Detect and highlight key joints in an image
Detect 3D object poses in images
Small Space to test ViTPose
Evaluate and improve your yoga pose accuracy
A visual scorer of two dance videos
Combine and match poses from two videos
Synthpose Markerless MoCap VitPose
Create a video using aligned poses from an image and a dance video
Analyzez une vidéo de danse et affichez les poses 3D
Detect human poses in videos
Analyze images to detect human poses
Estimate camera poses from two images
Estimate human poses in images
Pose Experiment is an innovative tool designed for pose estimation, focusing on detecting and highlighting key joints in an image. It serves as a platform for experimenting with pose detection, making it ideal for developers, researchers, and enthusiasts exploring human pose tracking. Leveraging advanced AI, it provides accurate and versatile pose analysis, enabling deep insights into human movement and posture.
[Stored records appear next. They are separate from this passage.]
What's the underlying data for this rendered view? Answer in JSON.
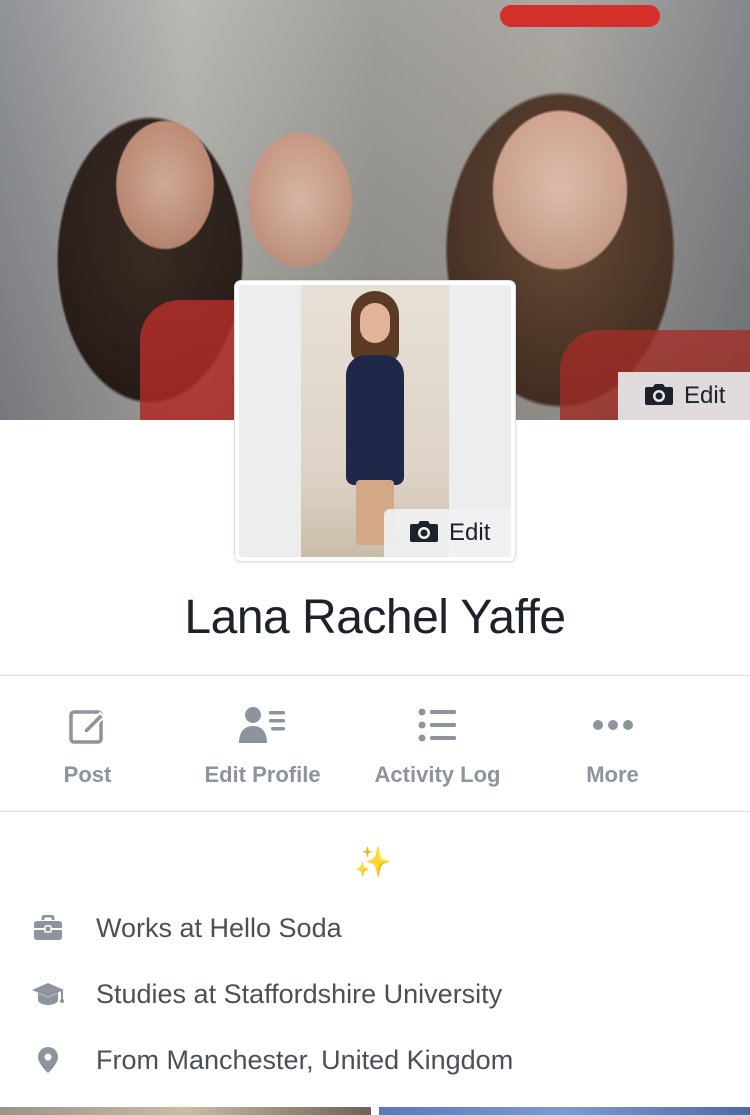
{
  "cover": {
    "edit_label": "Edit"
  },
  "profile_picture": {
    "edit_label": "Edit"
  },
  "profile": {
    "name": "Lana Rachel Yaffe",
    "bio_emoji": "✨"
  },
  "actions": [
    {
      "label": "Post",
      "icon": "compose-icon"
    },
    {
      "label": "Edit Profile",
      "icon": "person-list-icon"
    },
    {
      "label": "Activity Log",
      "icon": "list-icon"
    },
    {
      "label": "More",
      "icon": "more-dots-icon"
    }
  ],
  "intro": [
    {
      "icon": "briefcase-icon",
      "text": "Works at Hello Soda"
    },
    {
      "icon": "graduation-cap-icon",
      "text": "Studies at Staffordshire University"
    },
    {
      "icon": "location-pin-icon",
      "text": "From Manchester, United Kingdom"
    }
  ],
  "colors": {
    "text_primary": "#1d2129",
    "text_secondary": "#4b4f56",
    "action_gray": "#8d949e",
    "divider": "#dadde1"
  }
}
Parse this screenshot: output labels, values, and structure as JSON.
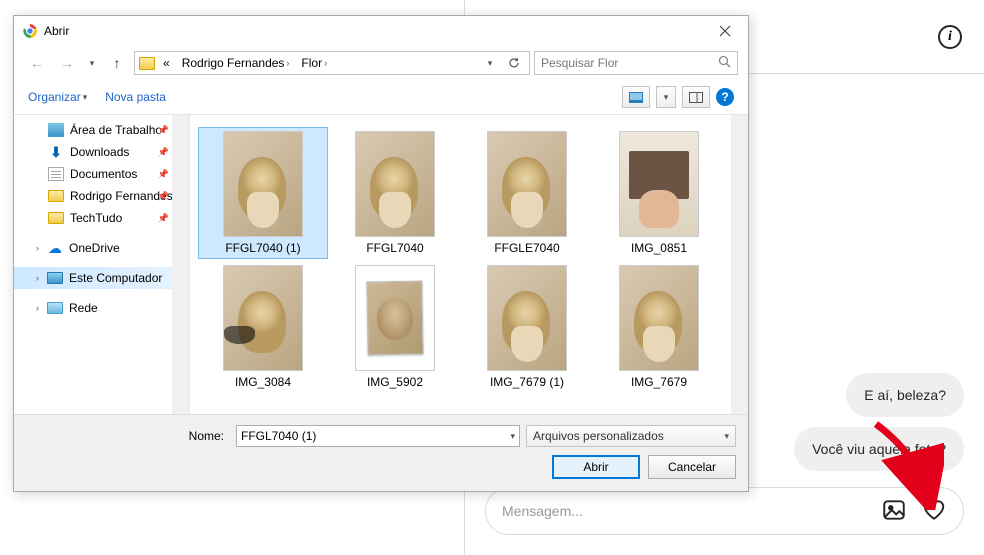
{
  "instagram": {
    "info_glyph": "i",
    "messages": [
      "E aí, beleza?",
      "Você viu aquela foto?"
    ],
    "compose_placeholder": "Mensagem..."
  },
  "dialog": {
    "title": "Abrir",
    "path": {
      "root_label": "«",
      "seg1": "Rodrigo Fernandes",
      "seg2": "Flor"
    },
    "search_placeholder": "Pesquisar Flor",
    "toolbar": {
      "organize": "Organizar",
      "new_folder": "Nova pasta",
      "help": "?"
    },
    "tree": {
      "desktop": "Área de Trabalho",
      "downloads": "Downloads",
      "documents": "Documentos",
      "folder_rf": "Rodrigo Fernandes",
      "folder_tt": "TechTudo",
      "onedrive": "OneDrive",
      "this_pc": "Este Computador",
      "network": "Rede"
    },
    "files": [
      {
        "name": "FFGL7040 (1)"
      },
      {
        "name": "FFGL7040"
      },
      {
        "name": "FFGLE7040"
      },
      {
        "name": "IMG_0851"
      },
      {
        "name": "IMG_3084"
      },
      {
        "name": "IMG_5902"
      },
      {
        "name": "IMG_7679 (1)"
      },
      {
        "name": "IMG_7679"
      }
    ],
    "footer": {
      "name_label": "Nome:",
      "name_value": "FFGL7040 (1)",
      "filter_label": "Arquivos personalizados",
      "open": "Abrir",
      "cancel": "Cancelar"
    }
  }
}
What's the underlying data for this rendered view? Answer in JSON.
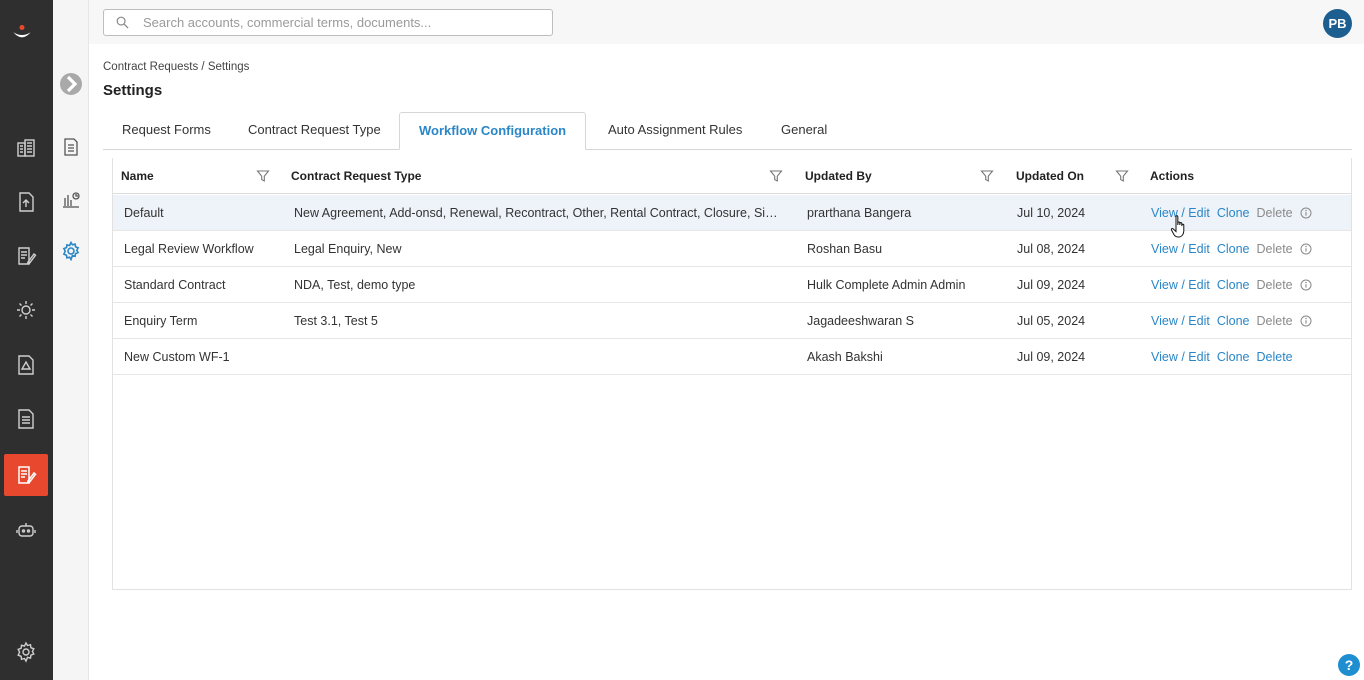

• Real-time processing: Analyze images instantly with fast pose detection. • Multi-person detection: Identify and track poses of multiple individuals in a single image. • Key joint highlighting: Accurately pinpoint and visualize body joints such as shoulders, elbows, knees, and ankles. • High accuracy: Utilizes state-of-the-art AI models for precise pose estimation. • Customizable outputs: Adjust visualization settings, such as joint connections and confidence levels. • Compatibility: Works with various image formats and supports integration into larger applications.
What is the accuracy of Pose Experiment?
Pose Experiment leverages advanced AI models, ensuring high precision in detecting joints and estimating poses.
Can it process multiple people in one image?
Yes, Pose Experiment supports multi-person detection, tracking all individuals in the image simultaneously.
What formats does it support?
It supports common image formats such as JPG, PNG, and BMP.